La mia vita senza i social

A cura di Marcello Galliani-

Mi chiamo Marcello Galliani ed oggi sono trascorsi tre mesi dalla data in cui è cessata la mia esistenza.

Vi starete chiedendo com’è possibile che un soggetto defunto sia in grado di scrivere un articolo di giornale, mi spiego immediatamente.

Non sono, infatti, come sembrerebbe da quanto finora detto, morto, ma ho semplicemente deciso di lasciare il mondo attuale, quello dei social.

La discesa agli inferi 2.0, invero, ha molte cose in comune col trapasso.

La prima similitudine è il fatto che la tua età, per la maggior parte della gente, resta quella della data del decesso: io, per esempio, ho 21 anni e, per certi soggetti, li avrò per sempre.

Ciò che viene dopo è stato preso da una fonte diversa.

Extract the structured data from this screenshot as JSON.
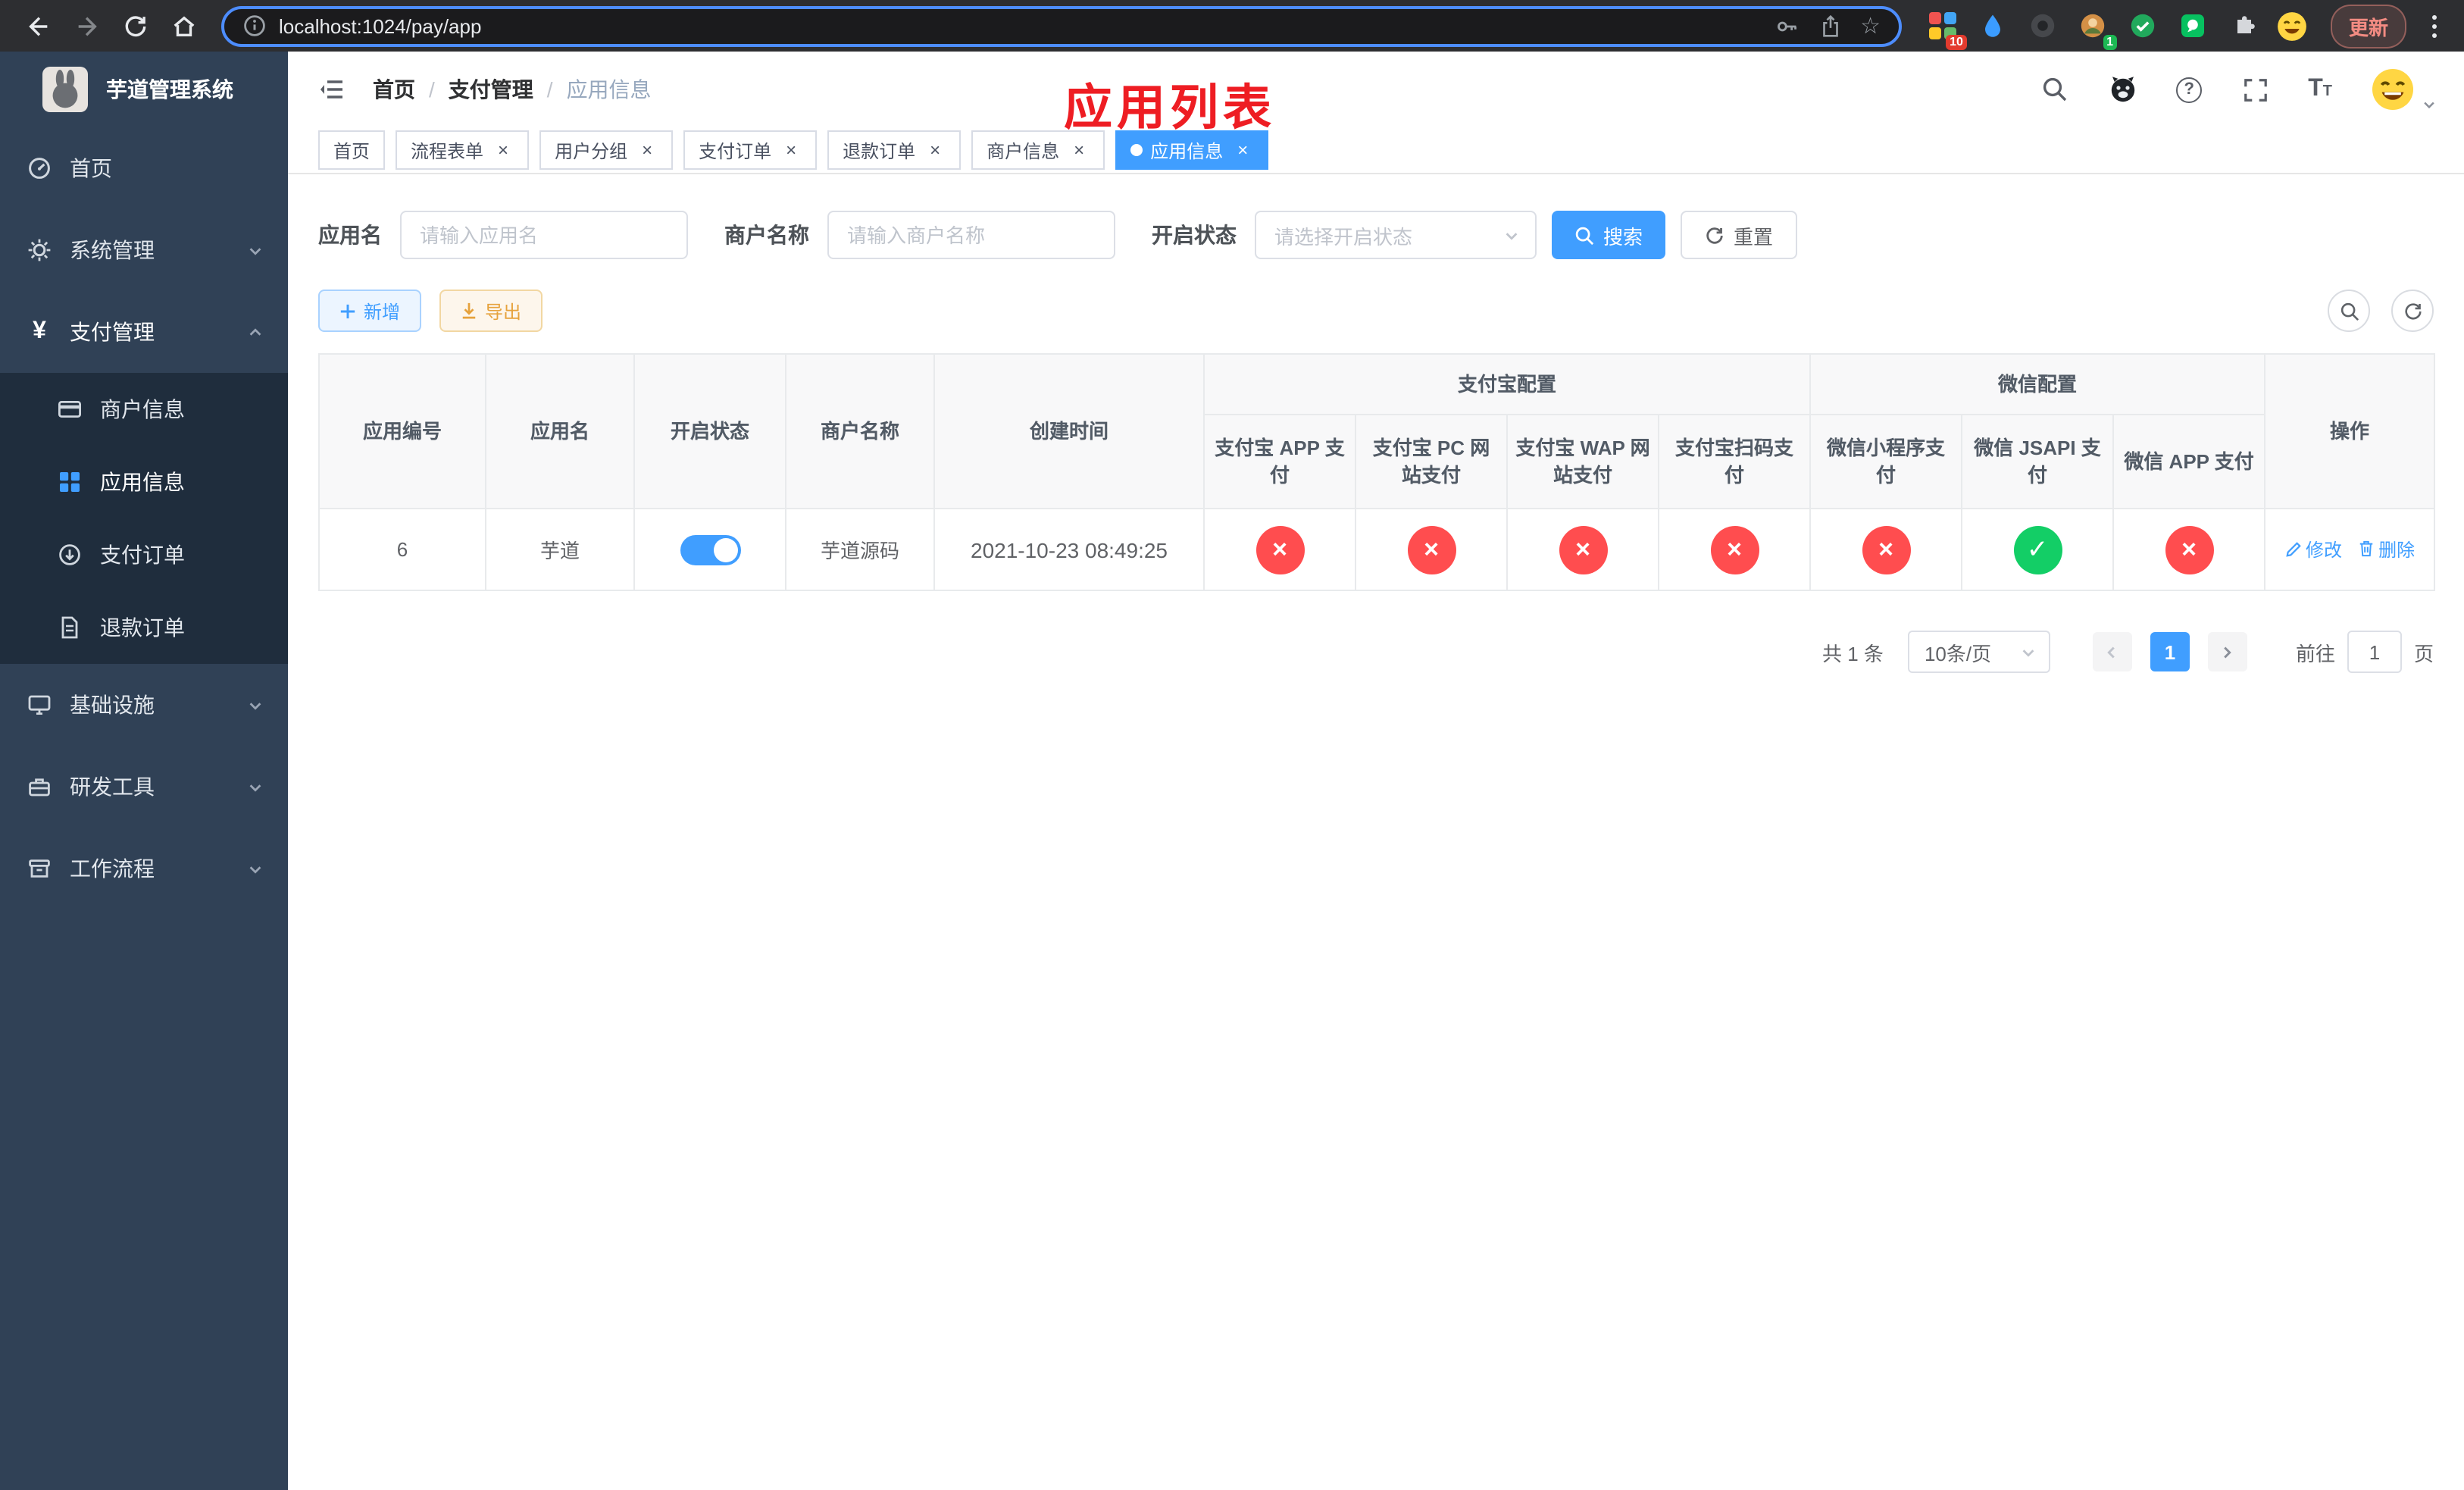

Secondariamente nelle relazioni interpersonali divieni un’entità. I tuoi amici e conoscenti sono e resteranno pressoché gli stessi, ma compiangeranno la tua assenza, ricorderanno il tuo fulgido umorismo, i tuoi Meme e tutto ciò che riguarda il tuo ex profilo FB. Per le persone nuove, invece, non sarai altro che uno spettro, un apolide della rete che esiste solo per l’istante di una foto. Le foto, sì, quelle cose che, più di tutte, ti faranno sentire un fantasma: il fatto di non poter essere taggato, ti renderà inesistente in una eventuale istantanea in cui verrai immortalato e, spesso, ti troverai, a dover aspettare che i tuoi amici e conoscenti facciano la foto da postare sui social.

Ma, dunque, dati tutti questi aspetti negativi, perché ho deciso di perpetuare questo suicidio sociale? Sono, forse, un masochista?

Probabilmente, in parte sì, ma la realtà è che credo che tutte le finalità di Facebook siano state tradite.

Mi ricordo che, quando mi iscrissi per la prima volta al social network più famoso del mondo, mi dissero che era un buon mezzo per comunicare con gli amici che si trovano lontano. Mi sono accorto ben presto che così non è. È utile, ai fini della nostra disamina, la storia di una mia ex compagna delle elementari che, d’ora in poi, chiameremo Lin, per mantenere l’anonimato. Lin si trasferì all’estero subito dopo le elementari, prima in Cina, poi in Inghilterra. Aggiunsi Lin su Facebook convinto che fosse questo il fine maggiore del Zuckerberg. Lei mi accettò immediatamente, ci scambiammo gli auguri di compleanno i primi due anni, poi, dopo anni di indifferenza, proprio a luglio di quest’anno, Lin mi eliminò dagli amici. La questione mi diede fastidio, ma fino ad un certo punto, mi dissi che in Inghilterra Facebook è visto in modo diverso. In realtà capii che, molto probabilmente, non sopportava la mia presenza sui social. Ma chi ero io per giudicare? Vivi e lascia vivere! E poi Facebook, ormai, ha un’altra finalità: quella di creare dibattiti, dicevo. Ed intanto scrollavo nervosamente la home. Leggevo i commenti più variegati: sportivi, politici, artistici ecc; ma notavo soltanto una diffusa esaltazione dell’Io. Compresi, in quel momento, che i dibattiti sul social network di Zuckerberg non sono altro che solipsismo culturale: la discussione esiste in quanto l’idea dello scrivente è l’unica reale, tutto il resto è contorno. E fu così che, tradito dalla mia stessa idea di Facebook, decisi di compiere il misfatto, presi il telefono, lo puntai verso la testa e cliccai “elimina account”.

Quando decidi di eliminare il tuo account, Facebook manda in sovrimpressione un messaggio con su scritto: “Sicuro di volerti cancellare? Mancherai a 832 amici!”. Beh, a tre mesi di distanza ho capito che per le persone più importanti della mia vita ci sarò sempre: ricorderanno il mio compleanno, saranno felici di poter parlare con me di presenza piuttosto che dietro ad uno schermo. Ho anche riflettuto sul fatto che, se l’amica Lin ci ripenserà, grazie al roaming europeo potrà chiamarmi al cellulare e raccontarmi veramente come è andata la sua vita dalle elementari in poi.

Mi chiamo Marcello Galliani ed il 20/07/17 ho posto fine alla mia esistenza sui social, ma ora so che sono più vivo che mai.